Even worse, it may also prove a crisis for Boko’s moral authority and credibility.
Questions are coming to the fore demanding answers on whether or not Boko is well qualified to lead the BNF.

Some people are saying he is a carpetbagger who has just come back from the NDF and now wants leadership of a party he deserted when it needed him most.
Personally, I have no interest in just where lies the truth.
I hope the available documents will settle that question.
My worry is that whatever the case may be, Boko’s candidacy is ruining, delaying and reversing BNF’s healing process.

A great number of BNF sympathisers have simply walked away from the BNF.
They look at the party as a contaminated brand whose recovery cannot be guaranteed.
The BNF will never recover unless these people come back.

Any internal fight only delays their return. It cannot be good for the BNF.
When I wrote a few years ago that BNF was on a “chronic” decline, Dumelang Saleshando of the BCP jumped on his feet to offer a correction saying the decline was actually “terminal” because there simply was no way the BNF was going to come back to good health.
I now agree with Saleshando’s choice of words.

His grasp of the English language is impeccable.
The BNF of past years had an amazing knack for resilience.
During the days of Kenneth Koma, the party always found a way out of the most tragic and complex circumstances.

It is this past resilience and reform potential that misled Otsweletse Moupo to argue in the face of all evidence that the BNF could somehow perform well in the last General Elections.
He mistakenly believed that, as it had always done, the BNF would always come back to confound its detractors.

As we all know, the last elections were BNF’s worst in living memory ÔÇô losing a clutch of its traditional heartlands, including Koma’s Gaborone South to the ruling BDP.
To say Moupo and his BNF were humiliated is to underestimate the harrowing inner feelings they must have gone through as results came pouring out.

Together with Moeti Mohwasa, his infernal twin optimist, Moupo played no small part in the BNF demise.
The duo tried long and hard to hide the BNF’s crisis as they secretly tried to resuscitate and breathe life back into the juggernaut; they failed.

In the end, they both threw up their hands in despair, reluctantly agreeing with Saleshando that the ailment had gone too far to be reversed.
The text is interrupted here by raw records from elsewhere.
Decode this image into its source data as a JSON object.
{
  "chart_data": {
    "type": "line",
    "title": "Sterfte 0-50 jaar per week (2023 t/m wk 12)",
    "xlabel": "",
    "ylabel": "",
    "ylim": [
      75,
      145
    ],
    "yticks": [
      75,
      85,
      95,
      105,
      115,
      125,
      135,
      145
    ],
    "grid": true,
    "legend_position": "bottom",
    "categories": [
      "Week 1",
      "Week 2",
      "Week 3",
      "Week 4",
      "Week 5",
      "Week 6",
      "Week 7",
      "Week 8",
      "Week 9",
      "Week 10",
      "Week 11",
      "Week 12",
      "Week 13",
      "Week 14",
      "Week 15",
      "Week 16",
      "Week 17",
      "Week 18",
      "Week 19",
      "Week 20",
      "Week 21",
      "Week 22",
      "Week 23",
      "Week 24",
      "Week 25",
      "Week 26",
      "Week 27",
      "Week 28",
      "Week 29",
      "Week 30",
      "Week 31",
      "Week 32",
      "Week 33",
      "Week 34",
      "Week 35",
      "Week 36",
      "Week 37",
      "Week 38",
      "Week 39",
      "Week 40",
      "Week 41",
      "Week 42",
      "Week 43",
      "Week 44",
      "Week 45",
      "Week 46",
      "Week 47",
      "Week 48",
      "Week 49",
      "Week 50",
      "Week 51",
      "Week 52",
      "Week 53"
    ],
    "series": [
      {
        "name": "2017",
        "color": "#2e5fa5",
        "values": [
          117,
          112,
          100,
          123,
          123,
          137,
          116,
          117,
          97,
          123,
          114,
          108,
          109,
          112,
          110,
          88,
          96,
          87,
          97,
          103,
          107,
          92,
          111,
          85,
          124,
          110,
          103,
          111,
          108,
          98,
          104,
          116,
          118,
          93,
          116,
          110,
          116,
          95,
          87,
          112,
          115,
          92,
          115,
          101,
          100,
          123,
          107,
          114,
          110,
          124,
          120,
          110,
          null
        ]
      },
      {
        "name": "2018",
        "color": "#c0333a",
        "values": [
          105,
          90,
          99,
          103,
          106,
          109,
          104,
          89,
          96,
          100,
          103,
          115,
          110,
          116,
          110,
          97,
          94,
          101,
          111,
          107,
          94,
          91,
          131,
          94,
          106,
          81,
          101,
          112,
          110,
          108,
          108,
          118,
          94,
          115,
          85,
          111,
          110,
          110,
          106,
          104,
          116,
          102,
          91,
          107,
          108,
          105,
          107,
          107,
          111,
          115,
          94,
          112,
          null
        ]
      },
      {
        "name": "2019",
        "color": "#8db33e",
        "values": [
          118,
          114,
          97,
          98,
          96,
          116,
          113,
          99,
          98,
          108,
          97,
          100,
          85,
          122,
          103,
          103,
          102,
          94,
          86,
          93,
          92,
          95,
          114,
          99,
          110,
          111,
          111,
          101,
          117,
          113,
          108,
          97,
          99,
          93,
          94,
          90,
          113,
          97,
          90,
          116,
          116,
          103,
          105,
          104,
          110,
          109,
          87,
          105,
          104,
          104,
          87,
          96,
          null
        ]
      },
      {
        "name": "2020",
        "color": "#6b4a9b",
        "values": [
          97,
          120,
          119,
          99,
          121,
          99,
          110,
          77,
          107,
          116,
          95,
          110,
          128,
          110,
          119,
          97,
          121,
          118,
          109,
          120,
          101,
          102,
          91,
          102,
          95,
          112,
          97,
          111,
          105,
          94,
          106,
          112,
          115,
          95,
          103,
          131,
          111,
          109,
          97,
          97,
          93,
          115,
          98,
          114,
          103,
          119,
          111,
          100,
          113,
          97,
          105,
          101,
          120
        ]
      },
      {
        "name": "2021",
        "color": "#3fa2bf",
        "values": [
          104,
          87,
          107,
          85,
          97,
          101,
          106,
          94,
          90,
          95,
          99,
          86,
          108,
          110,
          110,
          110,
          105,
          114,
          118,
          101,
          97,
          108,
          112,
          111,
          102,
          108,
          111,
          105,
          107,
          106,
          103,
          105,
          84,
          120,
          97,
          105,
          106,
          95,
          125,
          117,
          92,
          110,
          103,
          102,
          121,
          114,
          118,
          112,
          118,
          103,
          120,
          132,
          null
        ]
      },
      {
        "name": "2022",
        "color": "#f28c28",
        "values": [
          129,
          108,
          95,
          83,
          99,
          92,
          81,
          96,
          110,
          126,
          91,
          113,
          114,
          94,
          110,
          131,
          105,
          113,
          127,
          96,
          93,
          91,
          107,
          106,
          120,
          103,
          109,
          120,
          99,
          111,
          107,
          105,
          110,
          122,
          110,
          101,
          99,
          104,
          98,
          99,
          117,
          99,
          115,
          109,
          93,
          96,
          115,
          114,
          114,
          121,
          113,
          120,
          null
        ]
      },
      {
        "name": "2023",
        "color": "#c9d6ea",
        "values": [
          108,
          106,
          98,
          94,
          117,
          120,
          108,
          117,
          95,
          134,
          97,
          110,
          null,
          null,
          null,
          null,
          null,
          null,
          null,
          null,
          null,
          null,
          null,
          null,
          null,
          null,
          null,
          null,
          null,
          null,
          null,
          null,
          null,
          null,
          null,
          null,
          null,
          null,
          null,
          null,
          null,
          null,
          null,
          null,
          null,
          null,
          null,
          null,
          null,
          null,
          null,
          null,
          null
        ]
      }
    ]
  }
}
In fact, their steadfast attempts to save the BNF almost cost them their own lives.
I hope Duma Boko is not tempted to be the leader of the BNF at all costs, whatever it takes.
BNF has been through so much that any internal fight, however moderate, would simply bring down the whole carcass crumbling on its knees.

Thus if Boko loves the BNF as we have been hearing from his friends in the media, he should do everything to spare the party from a fight it is badly prepared for.
It is true that many had hoped Boko was going to be the saviour that had long evaded the BNF. These people argue that Mr Boko’s youthful age and purported cosmopolitan outlook is just what the party needs to rebrand itself.
They may well be right.

Unfortunately for them, their candidate has not sufficiently answered some pertinent questions about his membership.

He is said to have jumped over some paces one has to go through for them to be a bona fide member, clean enough to become BNF leader. The jury is still out on where lies the truth.
While Boko’s disqualification would no doubt result in a long term psychological self doubt among his legion of diehard supporters who include BNF youth, still the misfortune they feel is much lighter when compared to the ugly prospects that await them were they to plunge their sickly party into a full frontal civil way from which it may never recover.

There are indications that Boko will fight at all costs to become BNF President.
I think that would amount to political negligence, or should we say idleness, especially if it turns out to be true that he loves the BNF.

If for nothing else but the BNF Boko, should step aside, settle for a position less than that of party president and allow the BNF to go through a process of healing.
Only then will those saying he likes the BNF have something concrete to point at sometime in future when his membership is no longer a subject of contest and doubt.